Jakarta: PT Bakrie & Brothers Tbk (BNBR) berencana mengubah desain pipa gas Kalimantan-Jawa (Kalija) II yang membentang dari Kalimantan ke Jawa menjadi pipa gas Trans Kalimantan.

Corporate Secretary Bakrie & Brothers Christofer A Uktolseja menuturkan perubahan desain ini sudah disampaikan kepada Badan Pengatur Hilir Minyak dan Gas Bumi (BPH Migas).

“Perubahan desain ini telah memperoleh persetujuan dari otoritas terkait,” kata Christofer seperti dikutip dalam laporannya di keterbukaan informasi Bursa Efek Indonesia (BEI), Jumat, 21 September 2018.

Christofer menjelaskan proyek tersebut awalnya merupakan implementasi dari perencanaan untuk mengalirkan gas bumi dari Pulau Kalimantan ke PuIau Jawa. Namun karena ada perubahan parameter keekonomian, maka desain proyek tersebut diubah.

“Seiring berubahnya beberapa parameter keekonomian, maka diubah menjadi pengaliran gas bumi untuk memasok kebutuhan di beberapa wilayah di Pulau Kalimantan,” jelas dia.

Perusahaan Bakrie group akan mulai menjalankan proyek tersebut setelah memperoleh gas sales agreement (GSA) dan gas transportation agreement (GTA) berikut ketersediaan lahan jalur pipa dan perizinannya.

“Diharapkan dapat dimulai tahun ini,” ucap dia.

Saat dikonfirmasi, Anggota BPH Migas Jugi Prajogio mengatakan BPH Migas telah menyetujui perubahan proyek Kalija II tersebut. Persetujuan perubahan desain itu dikarenakan faktor keekonomian pipa.

“Satu hal lagi yang penting adalah aspek keekonomian pipa,” kata Jugi kepada Medcom.id.
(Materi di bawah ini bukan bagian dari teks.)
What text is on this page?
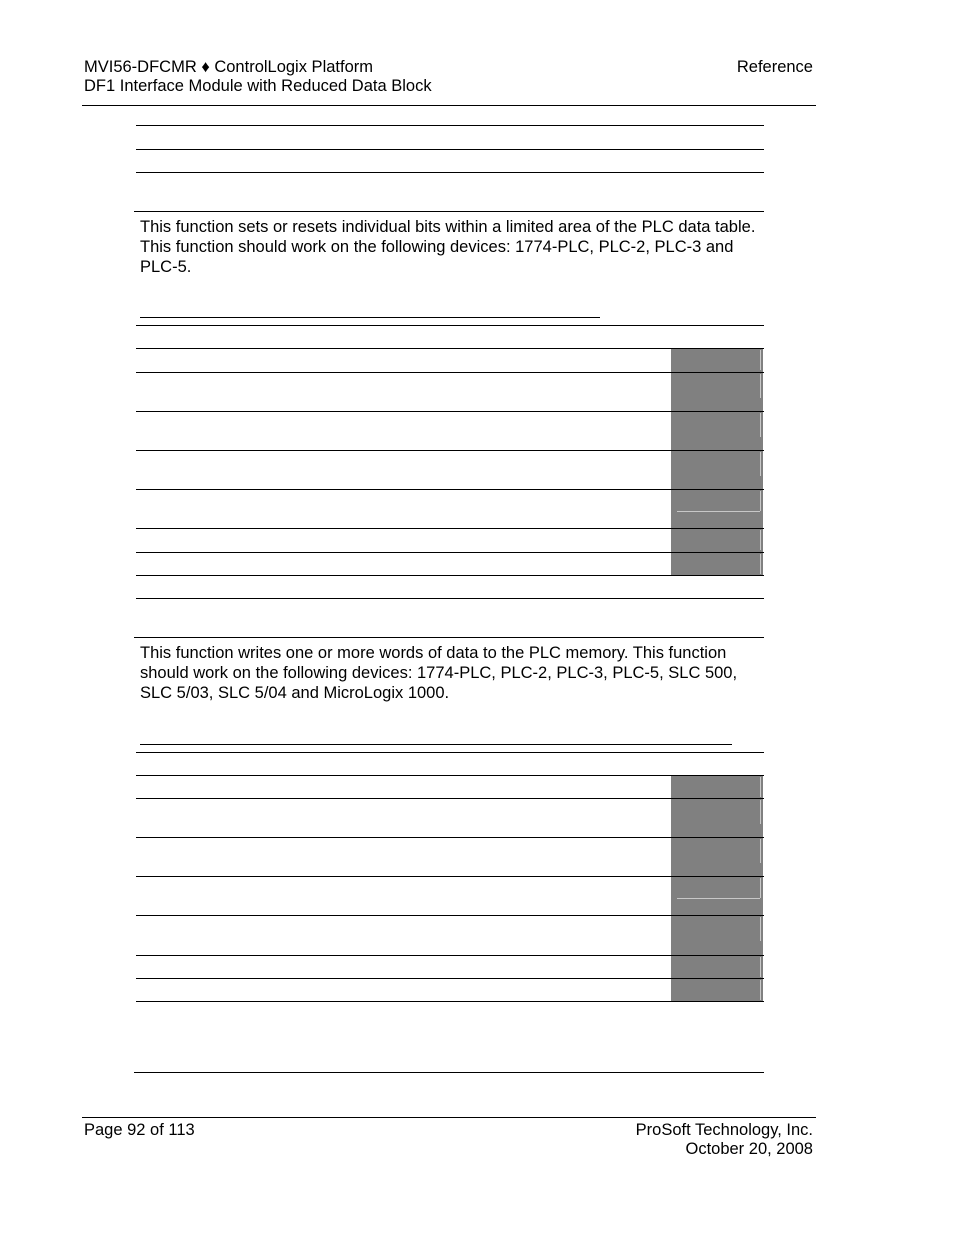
MVI56-DFCMR ♦ ControlLogix Platform
DF1 Interface Module with Reduced Data Block
Reference
This function sets or resets individual bits within a limited area of the PLC data table. This function should work on the following devices: 1774-PLC, PLC-2, PLC-3 and PLC-5.
This function writes one or more words of data to the PLC memory. This function should work on the following devices: 1774-PLC, PLC-2, PLC-3, PLC-5, SLC 500, SLC 5/03, SLC 5/04 and MicroLogix 1000.
Page 92 of 113	ProSoft Technology, Inc.
October 20, 2008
Selain itu, lanjut Jugi, perubahan desain proyek karena memperhatikan keseimbangan gas di Pulau Jawa. Ia melihat gas di Jawa sudah terpenuhi karena adanya pasokan dari lapangan gas sekitar.

“Juga memperhatikan keseimbangan gas Pulau Jawa, dapat dipasok oleh sumber-sumber gas antara lain pasokan LNG via Nusantara Regas, pasokan gas dari Coridor Conocophillips, Jambaran Tiung Biru, Husky, Kris Energy, Tuban dan sebagainya,” sebut dia.
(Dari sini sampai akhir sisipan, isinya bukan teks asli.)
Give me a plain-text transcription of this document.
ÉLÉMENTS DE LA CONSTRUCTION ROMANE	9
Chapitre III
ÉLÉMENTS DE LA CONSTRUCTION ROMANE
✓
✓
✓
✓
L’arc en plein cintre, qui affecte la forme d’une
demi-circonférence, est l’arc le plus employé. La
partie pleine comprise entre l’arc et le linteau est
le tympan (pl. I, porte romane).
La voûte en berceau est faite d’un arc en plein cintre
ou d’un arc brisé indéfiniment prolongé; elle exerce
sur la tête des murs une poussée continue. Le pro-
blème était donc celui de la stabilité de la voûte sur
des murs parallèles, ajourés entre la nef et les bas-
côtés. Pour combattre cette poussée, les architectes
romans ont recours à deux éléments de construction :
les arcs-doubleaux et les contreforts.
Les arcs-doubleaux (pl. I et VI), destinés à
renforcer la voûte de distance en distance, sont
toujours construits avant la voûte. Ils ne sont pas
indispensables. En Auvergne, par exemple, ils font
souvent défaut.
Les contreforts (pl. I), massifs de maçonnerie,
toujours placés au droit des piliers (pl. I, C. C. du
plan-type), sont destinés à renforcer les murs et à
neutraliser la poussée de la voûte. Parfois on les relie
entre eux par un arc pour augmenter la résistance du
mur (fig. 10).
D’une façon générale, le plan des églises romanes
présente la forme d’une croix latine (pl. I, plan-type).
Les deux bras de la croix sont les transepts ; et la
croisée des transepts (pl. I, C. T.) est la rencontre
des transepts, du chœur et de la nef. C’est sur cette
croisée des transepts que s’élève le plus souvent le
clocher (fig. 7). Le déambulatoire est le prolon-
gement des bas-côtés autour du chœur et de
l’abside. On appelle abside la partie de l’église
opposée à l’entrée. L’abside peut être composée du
Bakrie & Brothers memperoleh proyek pipa gas Kalimantan Jawa pada 27 Juli 2006. Proyek Kalija terbagi menjadi dua tahap. Tahap pertama, sudah mendapatkan gas dari Lapangan Kepodang.

Sementara proyek Kalija II yang menghubungkan Bontang, Kalimantan Timur-Mangkang, Semarang, Jawa Tengah sejauh 1.155 kilometer (km) masih terkendala pasokan gas dan tidak ada calon pengguna gas.